В 1967 году, в связи с пятидесятилетием «Октября», я опять поехал в Артек – на сей раз виолончелистом (то была моя гнесинская специальность), со сборным симфоническим оркестром. Тут уж отец перестал беседовать со мной о вероятностях. Были в этом оркестре и Миша Кекшоев и Ваня Монигетти – тоже виолончелисты из нашей школы, влюбленные кроме прочего в Битлз как в самое высшее, что разумный, вдохновенный рок был к тому времени способен произвести. Мы с Мишей уже год как бацали в школе на фортепьяно (на «фанó») в четыре руки на всех переменках все нам известные вещи, Битлз и Холлиз в особенности – потому что играли мы с таким заводом и пели на два голоса так, что даже преподаватели приходили послушать из-за двери, а девочки приходили в восторг (и при удобном случае давали себя трогать, что и для нас и для них в то время было чрезвычайно важно).
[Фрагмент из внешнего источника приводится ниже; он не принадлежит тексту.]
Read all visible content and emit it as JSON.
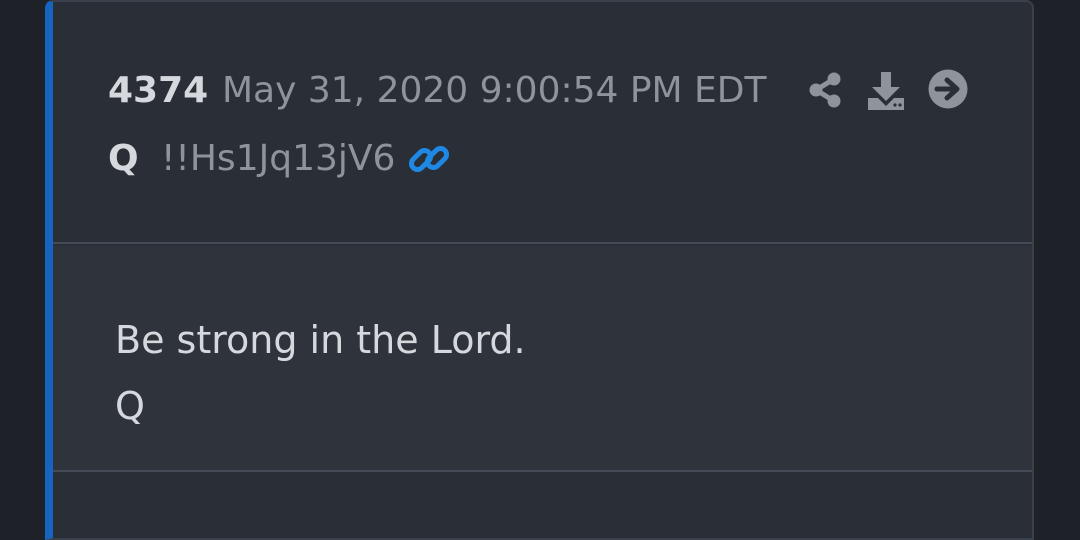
{
  "post": {
    "number": "4374",
    "date": "May 31, 2020 9:00:54 PM EDT",
    "author": "Q",
    "tripcode": "!!Hs1Jq13jV6",
    "message_lines": [
      "Be strong in the Lord.",
      "Q"
    ]
  },
  "icons": {
    "share": "share-icon",
    "download": "download-icon",
    "next": "arrow-right-circle-icon",
    "link": "link-icon"
  },
  "colors": {
    "accent": "#1565c0",
    "link": "#1e88e5",
    "card": "#2a2e36",
    "background": "#1e2127"
  }
}
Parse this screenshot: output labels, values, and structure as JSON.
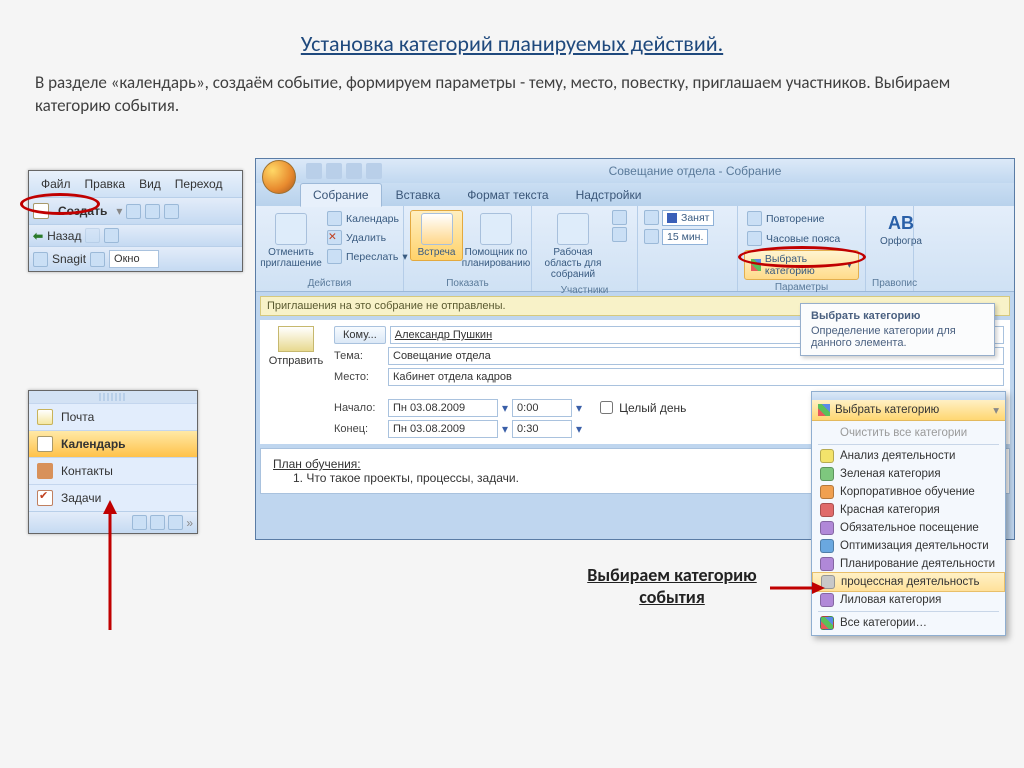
{
  "slide": {
    "title": "Установка категорий планируемых действий.",
    "description": "В разделе «календарь», создаём событие, формируем параметры  - тему, место, повестку, приглашаем участников. Выбираем категорию события."
  },
  "snippet1": {
    "menu": {
      "file": "Файл",
      "edit": "Правка",
      "view": "Вид",
      "go": "Переход"
    },
    "create": "Создать",
    "back": "Назад",
    "snagit": "Snagit",
    "window": "Окно"
  },
  "nav": {
    "mail": "Почта",
    "calendar": "Календарь",
    "contacts": "Контакты",
    "tasks": "Задачи"
  },
  "window": {
    "title": "Совещание отдела - Собрание",
    "tabs": {
      "meeting": "Собрание",
      "insert": "Вставка",
      "format": "Формат текста",
      "addins": "Надстройки"
    },
    "ribbon": {
      "actions_group": "Действия",
      "cancel_label": "Отменить приглашение",
      "calendar": "Календарь",
      "delete": "Удалить",
      "forward": "Переслать",
      "show_group": "Показать",
      "appointment": "Встреча",
      "scheduling": "Помощник по планированию",
      "attendees_group": "Участники",
      "workspace": "Рабочая область для собраний",
      "options_group": "Параметры",
      "busy": "Занят",
      "reminder": "15 мин.",
      "recurrence": "Повторение",
      "timezones": "Часовые пояса",
      "categorize": "Выбрать категорию",
      "spelling_group": "Правопис",
      "spelling": "Орфогра"
    },
    "info": "Приглашения на это собрание не отправлены.",
    "form": {
      "send": "Отправить",
      "to_btn": "Кому...",
      "to_val": "Александр Пушкин",
      "subject_lbl": "Тема:",
      "subject_val": "Совещание отдела",
      "location_lbl": "Место:",
      "location_val": "Кабинет отдела кадров",
      "start_lbl": "Начало:",
      "end_lbl": "Конец:",
      "date": "Пн 03.08.2009",
      "t_start": "0:00",
      "t_end": "0:30",
      "allday": "Целый день"
    },
    "body": {
      "title": "План обучения:",
      "item": "1.    Что такое проекты, процессы, задачи."
    }
  },
  "tooltip": {
    "title": "Выбрать категорию",
    "desc": "Определение категории для данного элемента."
  },
  "dropdown": {
    "header": "Выбрать категорию",
    "clear": "Очистить все категории",
    "items": [
      {
        "label": "Анализ деятельности",
        "color": "#f3e36b"
      },
      {
        "label": "Зеленая категория",
        "color": "#7ec77e"
      },
      {
        "label": "Корпоративное обучение",
        "color": "#f0a050"
      },
      {
        "label": "Красная категория",
        "color": "#e06a6a"
      },
      {
        "label": "Обязательное посещение",
        "color": "#b088d8"
      },
      {
        "label": "Оптимизация деятельности",
        "color": "#6aa8e0"
      },
      {
        "label": "Планирование деятельности",
        "color": "#b088d8"
      },
      {
        "label": "процессная деятельность",
        "color": "#c8c8c8"
      },
      {
        "label": "Лиловая категория",
        "color": "#b088d8"
      }
    ],
    "all": "Все категории…"
  },
  "annotations": {
    "choose": "Выбираем категорию события"
  }
}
Особенно вспоминаются «I Saw Her Standing There» Леннона и «Bus Stop» (The Hollies), которые вскоре перешли и в англоязычный репертуар «Ветров Перемен». Английские слова, которые мы тогда пели, были в основном полной рениксой, поскольку живого английского мы, конечно, толком не знали, и его звучание было для нас просто музыкой – неделимой фактурой и формой целого, такой же, как мелодика и ее оркестровка. В Артеке мы активно выискивали новые пластинки и записи, всех, кто мог нам помочь, просили списывать нам слова. И, конечно, продолжали петь под фоно любимые вещи.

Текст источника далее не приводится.